The title says it all. Though Amy Heckerling's film about teen angst has a patina of cleverness, Loser ends up losing on all fronts. Jason Biggs — who first gained notice having carnal knowledge of a pastry in American Pie — plays Paul, a bumpkin from small-town USA. When Paul gets accepted to New York University, his Dad (Dan Aykroyd) proposes advice about making new friends by explaining that listening is the key. "Interested is interesting" is the best he can offer. That advice would be great if Paul were going to the local community college. But in New York, Paul's nice-guy personality just makes him a chump. As Paul tries to get along, his three roommates torture and abuse him (one goes so far as to inform him "Nobody likes you"). And as the roommates shun their studies, drink, party, and look for women, Paul studies hard and cleans up after them. Enter Dora (Mena Suvari, the beauty in American Beauty), a struggling college student who works in a strip joint to pay tuition. Paul encounters her in his literature class and immediately falls in love, but Dora is too busy having an affair with their sleazy professor (Greg Kinnear) to take much notice.

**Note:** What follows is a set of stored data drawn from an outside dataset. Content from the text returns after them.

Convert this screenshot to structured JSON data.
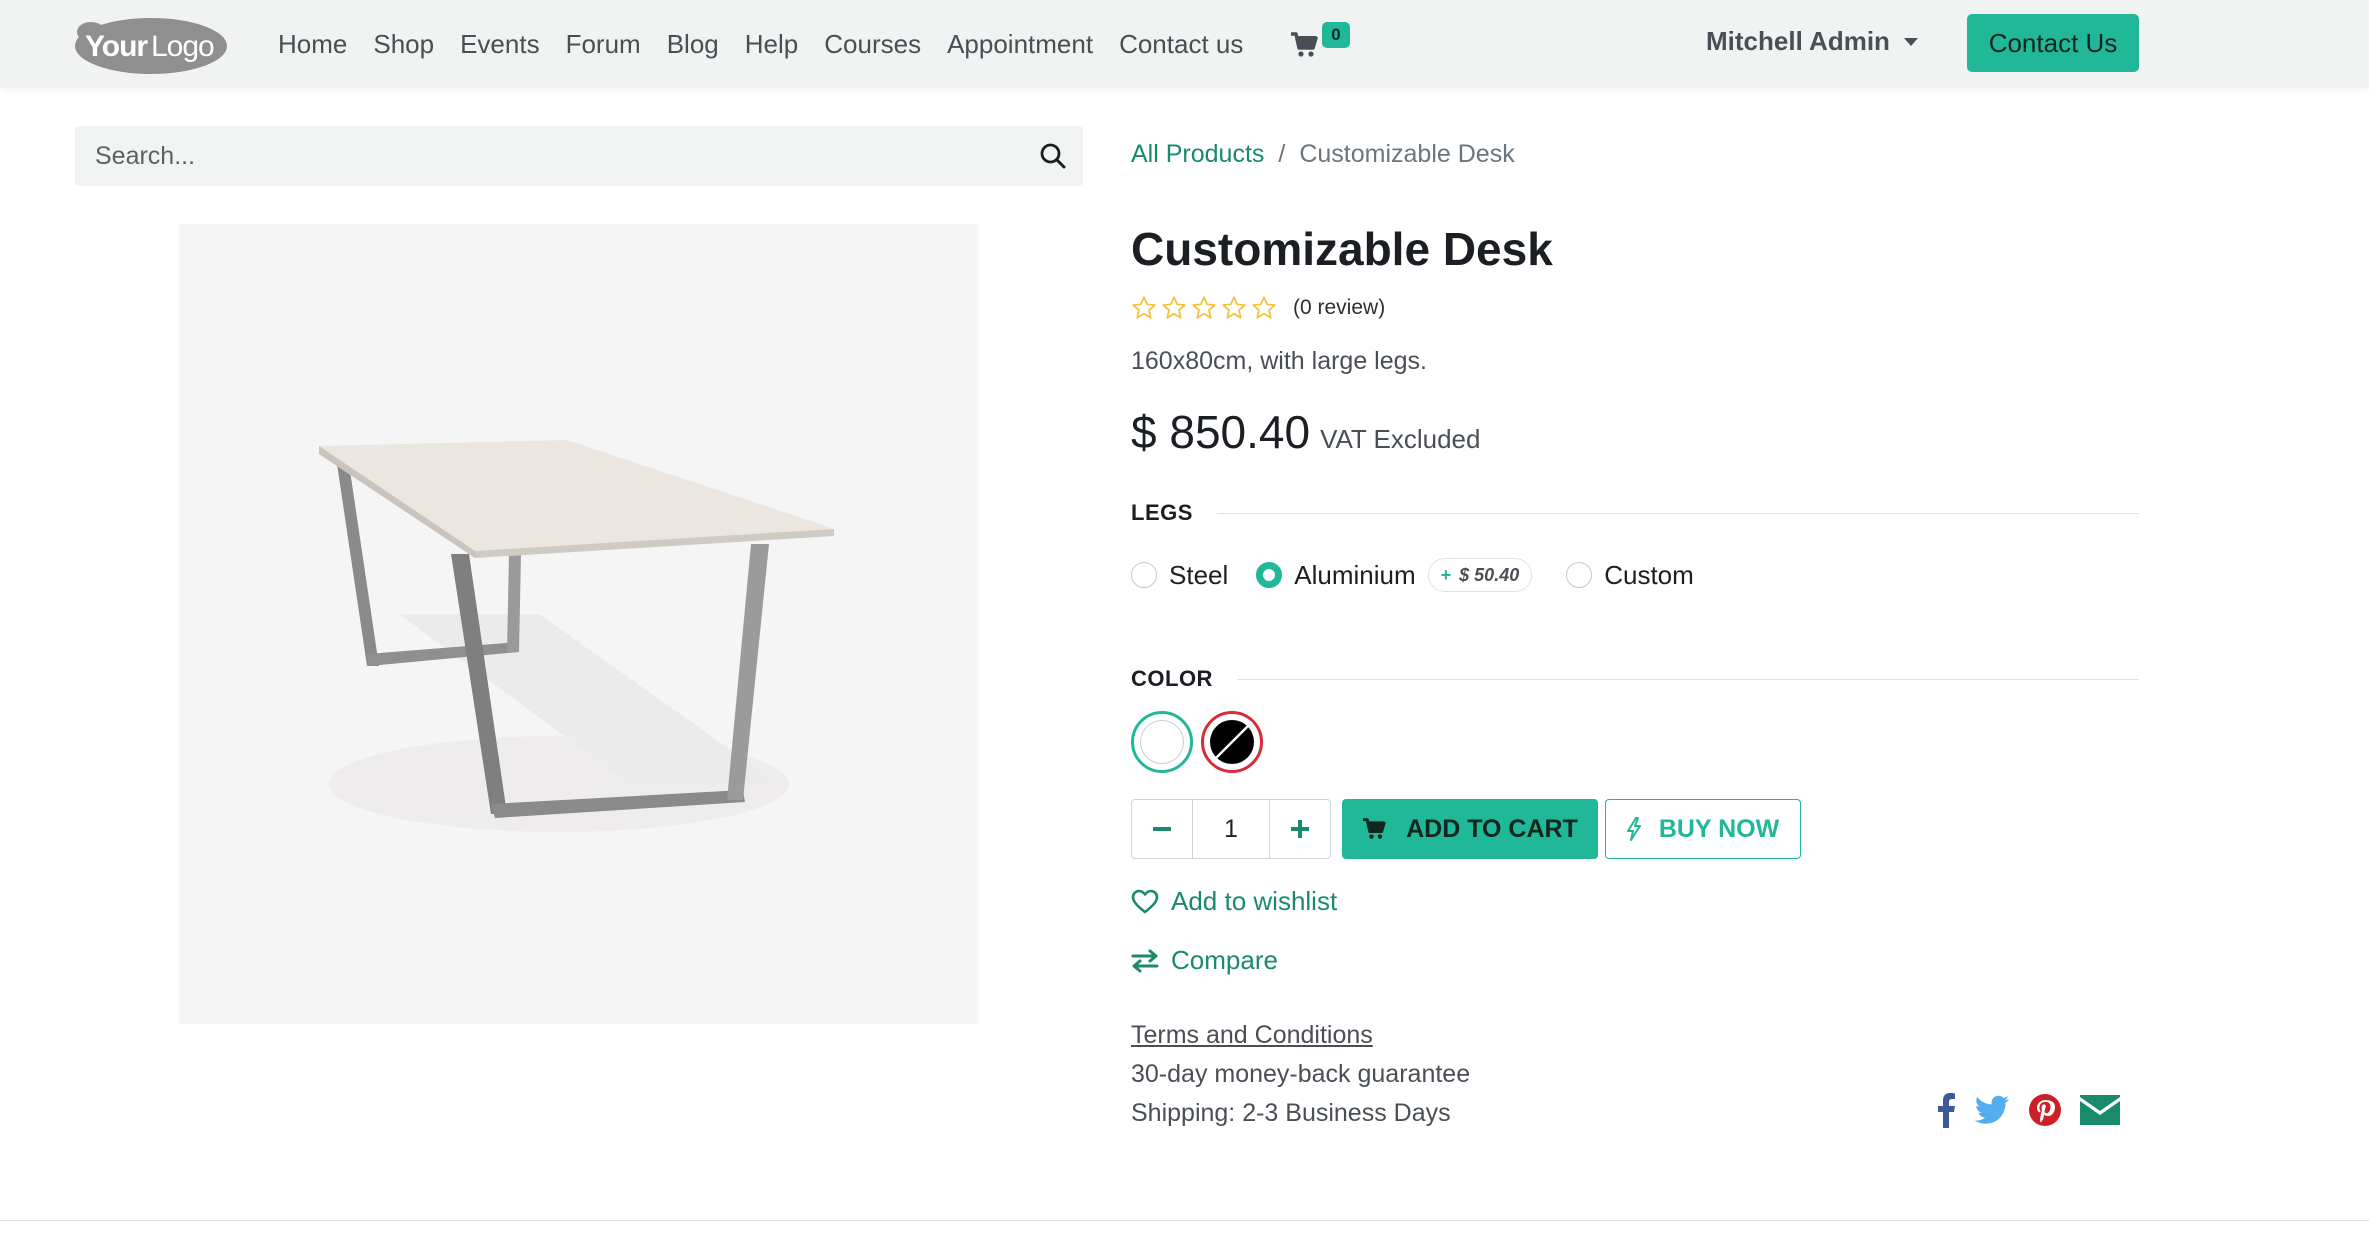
{
  "header": {
    "logo_text": "YourLogo",
    "nav": [
      "Home",
      "Shop",
      "Events",
      "Forum",
      "Blog",
      "Help",
      "Courses",
      "Appointment",
      "Contact us"
    ],
    "cart_count": "0",
    "user_name": "Mitchell Admin",
    "contact_button": "Contact Us"
  },
  "search": {
    "placeholder": "Search..."
  },
  "breadcrumb": {
    "parent": "All Products",
    "separator": "/",
    "current": "Customizable Desk"
  },
  "product": {
    "name": "Customizable Desk",
    "rating_stars": 0,
    "review_text": "(0 review)",
    "description": "160x80cm, with large legs.",
    "price": "$ 850.40",
    "price_note": "VAT Excluded"
  },
  "attributes": {
    "legs": {
      "title": "LEGS",
      "options": [
        {
          "label": "Steel",
          "checked": false
        },
        {
          "label": "Aluminium",
          "checked": true,
          "extra_sign": "+",
          "extra_price": "$ 50.40"
        },
        {
          "label": "Custom",
          "checked": false
        }
      ]
    },
    "color": {
      "title": "COLOR",
      "swatches": [
        {
          "name": "white",
          "selected": true
        },
        {
          "name": "black",
          "selected": false,
          "unavailable": true
        }
      ]
    }
  },
  "cart": {
    "quantity": "1",
    "add_to_cart": "ADD TO CART",
    "buy_now": "BUY NOW"
  },
  "links": {
    "wishlist": "Add to wishlist",
    "compare": "Compare",
    "terms": "Terms and Conditions",
    "guarantee": "30-day money-back guarantee",
    "shipping": "Shipping: 2-3 Business Days"
  },
  "social": [
    "facebook-icon",
    "twitter-icon",
    "pinterest-icon",
    "envelope-icon"
  ],
  "colors": {
    "primary": "#21b799",
    "link": "#1a8a6d",
    "header_bg": "#f0f3f2",
    "star": "#f3c13a",
    "facebook": "#3b5998",
    "twitter": "#55acee",
    "pinterest": "#cb2027",
    "email": "#1a8a6d"
  }
}
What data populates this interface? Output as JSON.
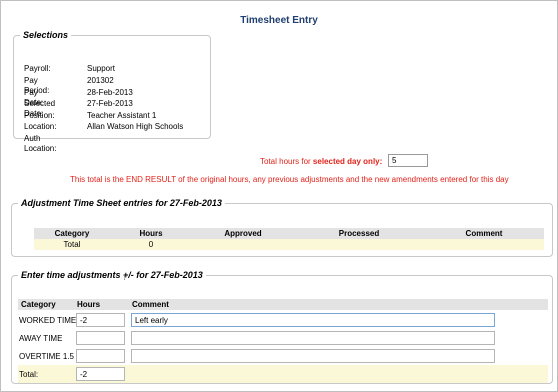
{
  "window": {
    "title": "Timesheet Entry"
  },
  "selections": {
    "legend": "Selections",
    "fields": [
      {
        "label": "Payroll:",
        "value": "Support"
      },
      {
        "label": "Pay Period:",
        "value": "201302"
      },
      {
        "label": "Pay Date:",
        "value": "28-Feb-2013"
      },
      {
        "label": "Selected Date:",
        "value": "27-Feb-2013"
      },
      {
        "label": "Position:",
        "value": "Teacher Assistant 1"
      },
      {
        "label": "Location:",
        "value": "Allan Watson High Schools"
      },
      {
        "label": "Auth Location:",
        "value": ""
      }
    ]
  },
  "total_hours": {
    "label_prefix": "Total hours for ",
    "label_bold": "selected day only:",
    "value": "5",
    "note": "This total is the END RESULT of the original hours, any previous adjustments and the new amendments entered for this day"
  },
  "adjustment": {
    "legend": "Adjustment Time Sheet entries for 27-Feb-2013",
    "headers": [
      "Category",
      "Hours",
      "Approved",
      "Processed",
      "Comment"
    ],
    "total_row": {
      "label": "Total",
      "hours": "0"
    }
  },
  "entry": {
    "legend": "Enter time adjustments +/- for 27-Feb-2013",
    "headers": {
      "category": "Category",
      "hours": "Hours",
      "comment": "Comment"
    },
    "rows": [
      {
        "category": "WORKED TIME",
        "hours": "-2",
        "comment": "Left early"
      },
      {
        "category": "AWAY TIME",
        "hours": "",
        "comment": ""
      },
      {
        "category": "OVERTIME 1.5",
        "hours": "",
        "comment": ""
      }
    ],
    "total": {
      "label": "Total:",
      "value": "-2"
    }
  }
}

It takes several obstacles and the majority of the film for Dora to see what Paul and the audience know from the start — that Paul and Dora are the ones who are meant to be together. Loser's romantic-comedy storyline is aptly acted, although there's nothing here that hasn't been seen before. It is the side stories within the film that are decidedly more disturbing, where drugging women, date-rape, and blackmailing are all used as comic elements. Taken in full, Loser is far less likable and believable than Heckerling's wonderful teen comedy Clueless — Paul may be from a small town, but with the availability of TV, movies, and the Internet, the lead character doesn't quite jive with modern America. Columbia TriStar's DVD offers both anamorphic (1.85:1) and full-screen transfers, with audio in DD 5.1 or Dolby 2.0 Surround. Extras include a "making-of" featurette/infomercial, talent files, the music video Teenage Dirtbag by alterna-rockers Wheatus, production notes, and theatrical trailers. Keep-case.